Allí estaba él, en el último asiento del último vagón del último metro que circularía aquel día. Se encontraba sentado en aquel duro asiento, saboreando la amarga ambrosía de la soledad. Estaba solo. Él, consigo mismo, se acompañaba en aquel viaje rumbo a quién sabe donde.
Absorto, hipnotizado, miraba la oscuridad que golpeaba monótona en los cristales de la ventanilla que tenía enfrente, cuando de pronto, una inmensa luz penetró por todas las ventanillas del vagón, iluminando y dañando, atrozmente, su pupila.
Apenas podía entreabrir los párpados. Era tal la intensidad lumínica, que tuvo que protegerse con el antebrazo para ir poco a poco abriendo los ojos. Incluso así le era difícil. No podía.
Por un momento pensó en lo absurdo de la situación, en que aquello era incomprensible, sin pies ni cabeza, dadas las altas horas de la noche. En un segundo, nada más, pasaron por su cabeza todas las deducciones lógicas del mundo, para no encontrar explicación alguna a aquello que estaba pasando.
Aquella luz cegadora impertinente y canalla, maltrataba sus ojos cada vez que quería abrirlos para poder ver algo… ¡Algo!… Ver algo era lo que quería. Ver para poder dar sentido y explicación a aquella situación que, si bien no lo había asustado del todo, poco faltaba, pues la situación duraba incomprensiblemente más de lo que él quisiera.
Un fogonazo de alguno de los cables, un incendio en el túnel, un… un qué se yo, -pensaba él- porque no era una luz brillante, ni siquiera se reflejaba en ningún objeto metálico. Era una luz sedosa, suave, si es que se la pudiera dar tacto. Aquella luz envolvía rabiosamente todo. Parecía como si abrazara.
La verdad es que desde que empezó el fenómeno, no habían pasado ni diez segundo, pero parecía una eternidad. Parecía que el tiempo se había parado; como si alguien, caprichosamente, lo hubiera agarrado por el rabo en un macabro juego de vida y muerte.
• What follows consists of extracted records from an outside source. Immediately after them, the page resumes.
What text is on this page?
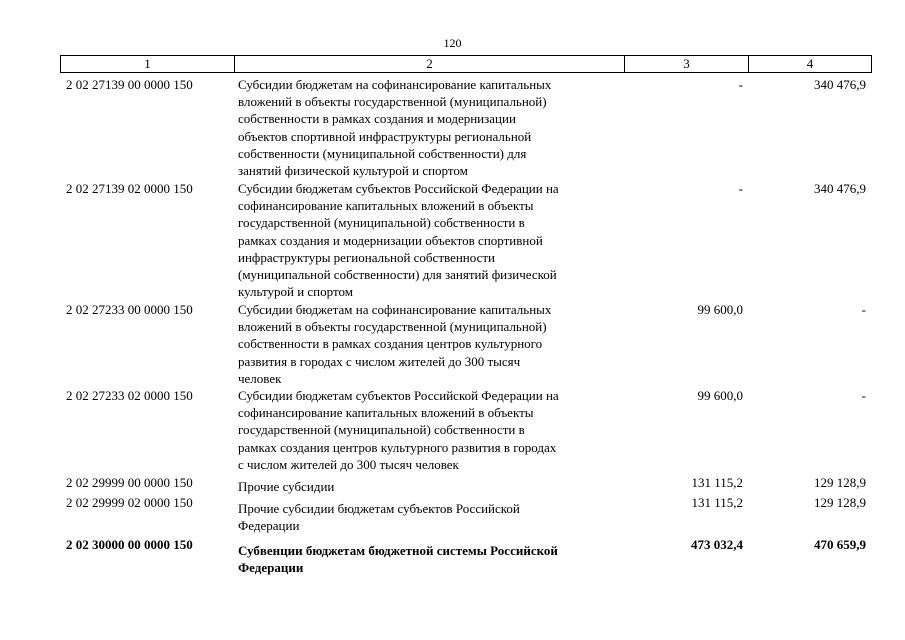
120
1	2	3	4
2 02 27139 00 0000 150	Субсидии бюджетам на софинансирование капитальных
вложений в объекты государственной (муниципальной)
собственности в рамках создания и модернизации
объектов спортивной инфраструктуры региональной
собственности (муниципальной собственности) для
занятий физической культурой и спортом
-	340 476,9
2 02 27139 02 0000 150	Субсидии бюджетам субъектов Российской Федерации на
софинансирование капитальных вложений в объекты
государственной (муниципальной) собственности в
рамках создания и модернизации объектов спортивной
инфраструктуры региональной собственности
(муниципальной собственности) для занятий физической
культурой и спортом
-	340 476,9
2 02 27233 00 0000 150	Субсидии бюджетам на софинансирование капитальных
вложений в объекты государственной (муниципальной)
собственности в рамках создания центров культурного
развития в городах с числом жителей до 300 тысяч
человек
99 600,0	-
2 02 27233 02 0000 150	Субсидии бюджетам субъектов Российской Федерации на
софинансирование капитальных вложений в объекты
государственной (муниципальной) собственности в
рамках создания центров культурного развития в городах
с числом жителей до 300 тысяч человек
99 600,0	-
2 02 29999 00 0000 150	Прочие субсидии	131 115,2	129 128,9
2 02 29999 02 0000 150	Прочие субсидии бюджетам субъектов Российской
Федерации
131 115,2	129 128,9
2 02 30000 00 0000 150	Субвенции бюджетам бюджетной системы Российской
Федерации
473 032,4	470 659,9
Un silencio ensordecedor invadió la dimensión del momento. La Nada, como un todo, atravesó ingrávida por aquellas paredes de chapa de aquel vagón ahora inerte en la vía. Él, aún con el antebrazo protegiéndose los ojos, se levantó del asiento, y con la vista clavada en el suelo, que apenas podía vislumbrar sus zapatos, se dirigió a la puerta corredera para salir.
Las puertas no se abrían.
Una agónica desesperación hizo escapar un pequeño pero profundo y desgarrador grito, casi como un gruñido seco, seguido de una tos nerviosa.
Trató de serenarse y apoyó suavemente la cabeza, precedida por su antebrazo, en la junta de las dos puertas. Aquellas puertas se separaron. Parecía como si aquella serenidad hubiera sido la clave para abrirlas.
Salió del vagón, bajó su antebrazo de la cara y, como si llevara el camino aprendido, se dirigió hacia el final del túnel. Allí le esperaba la Luz.